В 17:05 девушки переодели Мадлен в форму бортпроводницы «Эль Аль» и уложили ей волосы. Потом представили Габриелю, который долго разглядывал ее, будто картину.

— Как тебя зовут? — сдержанно спросил он.

— Илана Шавит.

— Когда ты родилась?

— 12 октября 1985 года.

— Где живешь?

— В Ришон-ле-Цион.

— Как это название переводится с иврита?

— Первый Сиону.

— Как звали твоего брата?

— Моше.

— Где он погиб?

— В Ливане.

— Как звали твою сестру?

— Далия.

— Где погибла она?

— На дискотеке в дельфинарии.

— Сколько еще людей погибло в тот день?

— Двадцать.

— Как тебя зовут?

— Илана Шавит.

— Где ты живешь?

— В Ришон-ле-Цион.

— На какой улице?

— Соколов.

Больше вопросов Габриель не задавал.
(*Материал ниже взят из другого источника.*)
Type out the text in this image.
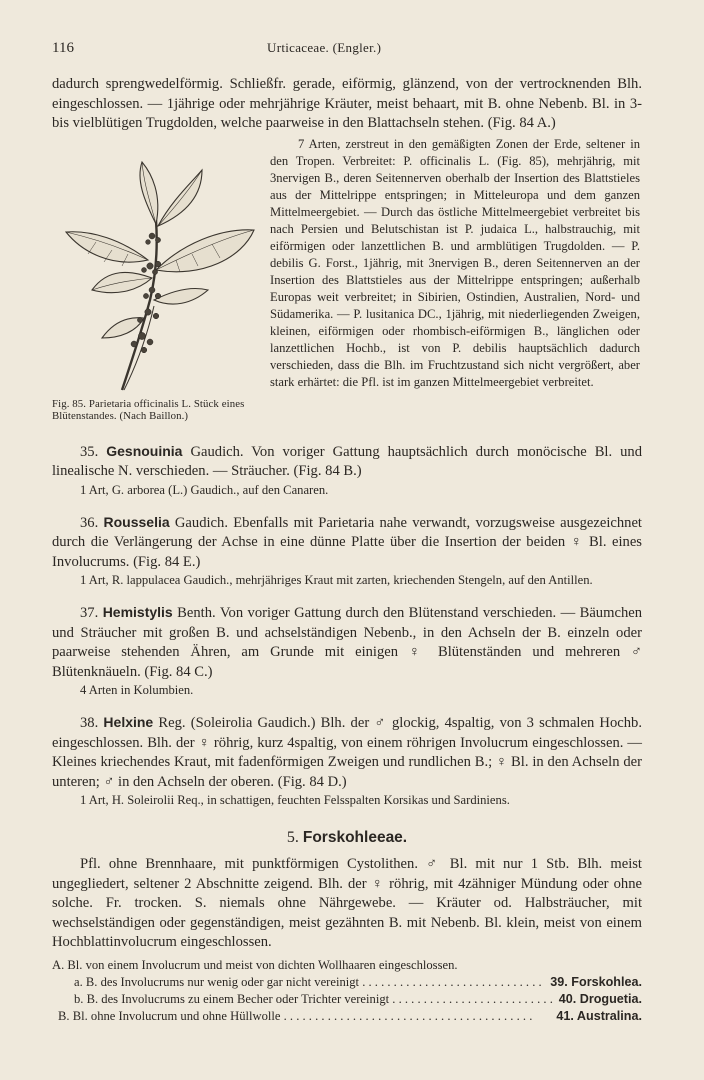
116	Urticaceae. (Engler.)

dadurch sprengwedelförmig. Schließfr. gerade, eiförmig, glänzend, von der vertrocknenden Blh. eingeschlossen. — 1jährige oder mehrjährige Kräuter, meist behaart, mit B. ohne Nebenb. Bl. in 3- bis vielblütigen Trugdolden, welche paarweise in den Blattachseln stehen. (Fig. 84 A.)

Fig. 85. Parietaria officinalis L. Stück eines Blütenstandes. (Nach Baillon.)

7 Arten, zerstreut in den gemäßigten Zonen der Erde, seltener in den Tropen. Verbreitet: P. officinalis L. (Fig. 85), mehrjährig, mit 3nervigen B., deren Seitennerven oberhalb der Insertion des Blattstieles aus der Mittelrippe entspringen; in Mitteleuropa und dem ganzen Mittelmeergebiet. — Durch das östliche Mittelmeergebiet verbreitet bis nach Persien und Belutschistan ist P. judaica L., halbstrauchig, mit eiförmigen oder lanzettlichen B. und armblütigen Trugdolden. — P. debilis G. Forst., 1jährig, mit 3nervigen B., deren Seitennerven an der Insertion des Blattstieles aus der Mittelrippe entspringen; außerhalb Europas weit verbreitet; in Sibirien, Ostindien, Australien, Nord- und Südamerika. — P. lusitanica DC., 1jährig, mit niederliegenden Zweigen, kleinen, eiförmigen oder rhombisch-eiförmigen B., länglichen oder lanzettlichen Hochb., ist von P. debilis hauptsächlich dadurch verschieden, dass die Blh. im Fruchtzustand sich nicht vergrößert, aber stark erhärtet: die Pfl. ist im ganzen Mittelmeergebiet verbreitet.

35. Gesnouinia Gaudich. Von voriger Gattung hauptsächlich durch monöcische Bl. und linealische N. verschieden. — Sträucher. (Fig. 84 B.)

1 Art, G. arborea (L.) Gaudich., auf den Canaren.

36. Rousselia Gaudich. Ebenfalls mit Parietaria nahe verwandt, vorzugsweise ausgezeichnet durch die Verlängerung der Achse in eine dünne Platte über die Insertion der beiden ♀ Bl. eines Involucrums. (Fig. 84 E.)

1 Art, R. lappulacea Gaudich., mehrjähriges Kraut mit zarten, kriechenden Stengeln, auf den Antillen.

37. Hemistylis Benth. Von voriger Gattung durch den Blütenstand verschieden. — Bäumchen und Sträucher mit großen B. und achselständigen Nebenb., in den Achseln der B. einzeln oder paarweise stehenden Ähren, am Grunde mit einigen ♀ Blütenständen und mehreren ♂ Blütenknäueln. (Fig. 84 C.)

4 Arten in Kolumbien.

38. Helxine Reg. (Soleirolia Gaudich.) Blh. der ♂ glockig, 4spaltig, von 3 schmalen Hochb. eingeschlossen. Blh. der ♀ röhrig, kurz 4spaltig, von einem röhrigen Involucrum eingeschlossen. — Kleines kriechendes Kraut, mit fadenförmigen Zweigen und rundlichen B.; ♀ Bl. in den Achseln der unteren; ♂ in den Achseln der oberen. (Fig. 84 D.)

1 Art, H. Soleirolii Req., in schattigen, feuchten Felsspalten Korsikas und Sardiniens.

5. Forskohleeae.

Pfl. ohne Brennhaare, mit punktförmigen Cystolithen. ♂ Bl. mit nur 1 Stb. Blh. meist ungegliedert, seltener 2 Abschnitte zeigend. Blh. der ♀ röhrig, mit 4zähniger Mündung oder ohne solche. Fr. trocken. S. niemals ohne Nährgewebe. — Kräuter od. Halbsträucher, mit wechselständigen oder gegenständigen, meist gezähnten B. mit Nebenb. Bl. klein, meist von einem Hochblattinvolucrum eingeschlossen.

A. Bl. von einem Involucrum und meist von dichten Wollhaaren eingeschlossen.
a. B. des Involucrums nur wenig oder gar nicht vereinigt . . .	39. Forskohlea.
b. B. des Involucrums zu einem Becher oder Trichter vereinigt . . .	40. Droguetia.
B. Bl. ohne Involucrum und ohne Hüllwolle . . .	41. Australina.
Поглаживая подбородок, он чуть склонил голову набок.

— Ну? — спросила Мадлен.

— Пять минут, — сказал он. — Потом уходим.

***

Эли Лавон пил кофе в полутемном вестибюле, когда к нему присоединился Габриель.

— У меня забавное чувство, — признался Лавон.

— Очень смешное?

— Двое снаружи, двое в баре и еще один за стойкой консьержа.
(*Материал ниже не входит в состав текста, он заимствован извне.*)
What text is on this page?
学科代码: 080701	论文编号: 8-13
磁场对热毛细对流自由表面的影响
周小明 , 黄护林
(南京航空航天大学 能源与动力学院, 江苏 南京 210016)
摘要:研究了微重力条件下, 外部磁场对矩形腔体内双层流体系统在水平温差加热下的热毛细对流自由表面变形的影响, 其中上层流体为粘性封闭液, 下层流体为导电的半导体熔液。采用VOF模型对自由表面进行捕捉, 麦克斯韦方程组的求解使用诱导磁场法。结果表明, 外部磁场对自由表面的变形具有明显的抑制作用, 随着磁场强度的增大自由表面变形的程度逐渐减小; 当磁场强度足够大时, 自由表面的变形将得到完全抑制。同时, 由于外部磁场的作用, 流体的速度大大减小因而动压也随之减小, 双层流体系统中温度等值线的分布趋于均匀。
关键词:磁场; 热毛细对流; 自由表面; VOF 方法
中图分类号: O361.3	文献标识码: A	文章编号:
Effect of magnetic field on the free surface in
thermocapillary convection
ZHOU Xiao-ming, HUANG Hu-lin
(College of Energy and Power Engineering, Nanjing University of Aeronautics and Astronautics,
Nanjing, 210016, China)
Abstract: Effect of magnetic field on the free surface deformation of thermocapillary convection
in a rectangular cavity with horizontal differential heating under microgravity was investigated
— Ну, мало ли зачем они тут.

— Мало ли, — неохотно согласился Лавон.

— Может, за кем-то из гостей следят?

— Этого-то я и боюсь.

— Не за одним из нас, Эли.

Лавон не ответил.

— Ты уверен, что она не привела за собой «хвост»?

— На все сто.

— Значит, и сейчас «хвоста» нет.

— Тогда откуда здесь толпа эфэсбэшников?

— Мало ли за кем они тут.

— Мало ли…

Габриель посмотрел на фургон «Эль Аль». Тот стоял снаружи, фырча на холостых оборотах.
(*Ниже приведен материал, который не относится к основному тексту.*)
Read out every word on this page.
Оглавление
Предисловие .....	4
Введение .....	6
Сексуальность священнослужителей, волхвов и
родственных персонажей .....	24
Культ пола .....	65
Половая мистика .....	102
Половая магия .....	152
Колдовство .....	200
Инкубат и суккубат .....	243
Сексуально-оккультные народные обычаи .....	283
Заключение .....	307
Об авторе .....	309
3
— Что делать будем? — спросил Лавон.

— Все по плану: уезжаем.

— Ей скажешь?

— Черта с два.

— Вот и правильно, — ответил Лавон, допивая кофе.

***

Прошло долгих три минуты, прежде чем первые члены летного персонала «Эль Аль» вышли из лифта в вестибюль. Две ухоженные девушки действительно работали на национальные израильские авиалинии, чего нельзя было сказать о четырех других женщинах и двух мужчинах, ибо все они давно служили в разведке. Следом появились капитан и бортмеханик, за ними — загримированный до неузнаваемости Михаил, то есть второй пилот. Эфэсбэшник за стойкой консьержа без малейшего смущения проводил взглядом ряженых. Габриель на другом конце вестибюля позволил себе легкую усмешку. Если бы эфэсбэшник нашел время проверить регистрационную запись израильского таланта, вряд ли бы ему пришлось искать русского нелегала.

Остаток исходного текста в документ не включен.